Digital Literature: Theoretical and Aesthetic Reflections
The emergence of a new phenomenon – digital literature – within the field of
literary studies calls for the reorganization and creation of new theoretical and
analytical repertoires. As models of communication change, so do
reception and production processes accompanying these changes. Within these
altered scenarios, the dissertation Digital Literature: Theoretical and Aesthetic
Reflections is a response to the aesthetic and theoretical challenges brought on by
computer-based literature.

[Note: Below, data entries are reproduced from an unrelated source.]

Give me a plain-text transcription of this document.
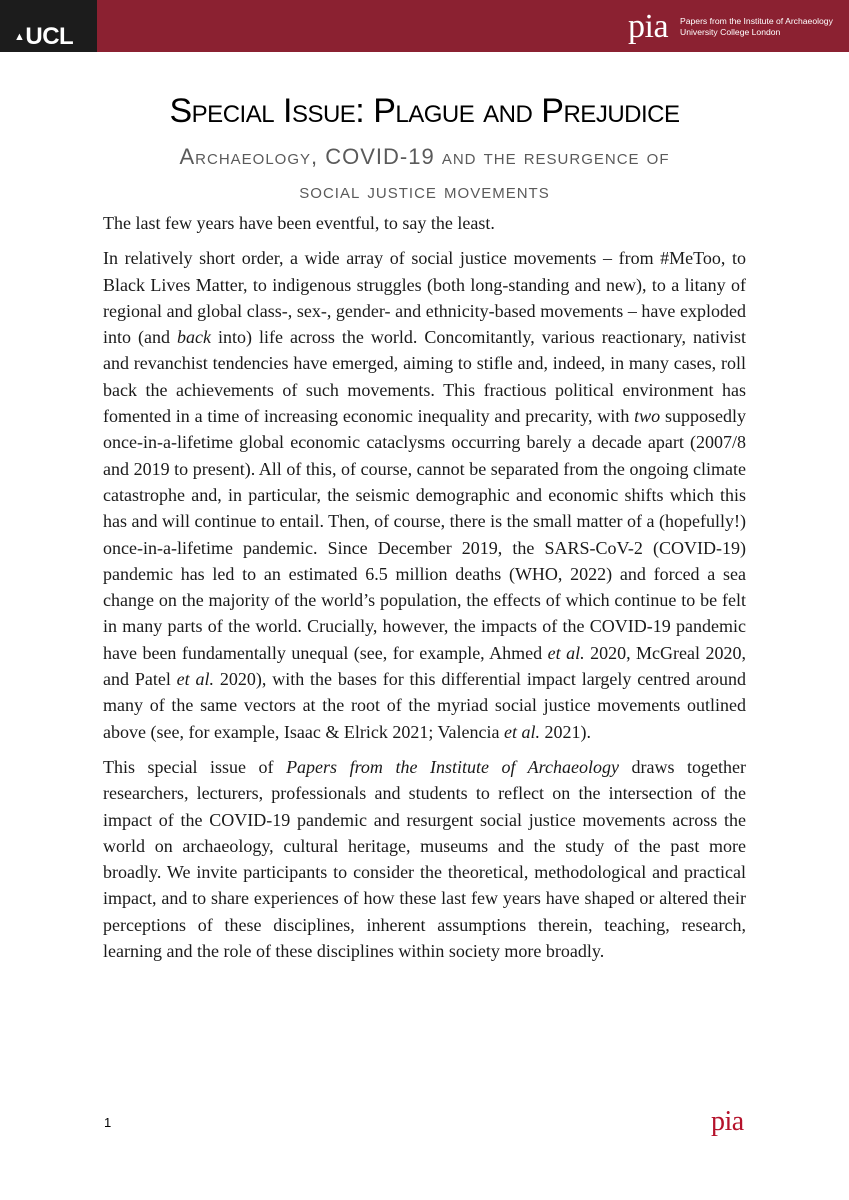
▲UCL	pia Papers from the Institute of Archaeology
University College London
Special Issue: Plague and Prejudice
Archaeology, COVID-19 and the resurgence of
social justice movements

The last few years have been eventful, to say the least.

In relatively short order, a wide array of social justice movements – from #MeToo, to Black Lives Matter, to indigenous struggles (both long-standing and new), to a litany of regional and global class-, sex-, gender- and ethnicity-based movements – have exploded into (and back into) life across the world. Concomitantly, various reactionary, nativist and revanchist tendencies have emerged, aiming to stifle and, indeed, in many cases, roll back the achievements of such movements. This fractious political environment has fomented in a time of increasing economic inequality and precarity, with two supposedly once-in-a-lifetime global economic cataclysms occurring barely a decade apart (2007/8 and 2019 to present). All of this, of course, cannot be separated from the ongoing climate catastrophe and, in particular, the seismic demographic and economic shifts which this has and will continue to entail. Then, of course, there is the small matter of a (hopefully!) once-in-a-lifetime pandemic. Since December 2019, the SARS-CoV-2 (COVID-19) pandemic has led to an estimated 6.5 million deaths (WHO, 2022) and forced a sea change on the majority of the world’s population, the effects of which continue to be felt in many parts of the world. Crucially, however, the impacts of the COVID-19 pandemic have been fundamentally unequal (see, for example, Ahmed et al. 2020, McGreal 2020, and Patel et al. 2020), with the bases for this differential impact largely centred around many of the same vectors at the root of the myriad social justice movements outlined above (see, for example, Isaac & Elrick 2021; Valencia et al. 2021).

This special issue of Papers from the Institute of Archaeology draws together researchers, lecturers, professionals and students to reflect on the intersection of the impact of the COVID-19 pandemic and resurgent social justice movements across the world on archaeology, cultural heritage, museums and the study of the past more broadly. We invite participants to consider the theoretical, methodological and practical impact, and to share experiences of how these last few years have shaped or altered their perceptions of these disciplines, inherent assumptions therein, teaching, research, learning and the role of these disciplines within society more broadly.

1	pia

As a methodological strategy, the dissertation articulates
recent trends in the theory of digital aesthetics – remediation (BOLTER),
eventilization (HAYLES), correlations of performativity, intermediality and
interactivity with meaning-driven analysis (SIMANOWSKI), Medienumbrüche
(GENDOLLA & SCHÄFER) – with theories of production of presence
(GUMBRECHT), autopoietic communicative models (LUHMANN) and closereadings
of digital works. By scripting a dialogue with key theorists from print
literary theory as well as new media theorists and artists in the burgeoning field,
the thesis offers conceptual and theoretical contributions to the formulation of a
poetics of new media.
As it was clear in Text Rain, highly complex digital objects will often demand and benefit from both hermeneutical and non-hermeneutical “readings”. Despite their lexical natures – and the interpretative responses elicited by them – their physical apprehension generates material effects of presence, which are not to be ignored. Borrowing from theorist Andrew Darley’s terminology, Roberto Simanowski speaks of a shift in spectatorship modalities, from readers concerned with conceptual and symbolic attributions to spectators veered towards corporeal stimulation (SIMANOWSKI, 2011). Always a believer in de-paradoxifying attitudes, I will claim the following: (a) In digital installations, the effects of physicality encompass an increasing sense of self-awareness on the interactor’s part, a surrendering to a state of relaxation akin to the focused serenity of waiting for a revelation Gumbrecht ascribes to Gelassenheit (GUMBRECHT, 2004). (b) Profiting from this sensory and cognitive oscillation, mixed reality digital installations subvert hermeneutic order even more drastically than non-digital installations would, for in the latter the matter/immaterial modulation is not manifest. Moreover, (c) I suspect that this increased awareness of corporeality and embodiment has not emerged of its own accord. It is not a spontaneous happenstance, but rather represents a cultural tendency that has gained currency as an aesthetic trend because it fulfills certain pre-cognitive needs not fully addressed by the hermeneutical/metaphysical paradigm. It is no wonder that this reactive sensory/affective technological turn has led several authors and researchers of new media to speak of biometric sensors, cortex-encased protoplasts, cyborg bodies and prototyping platforms, promoting a shift away from visual interfaces to proprioceptive interfaces.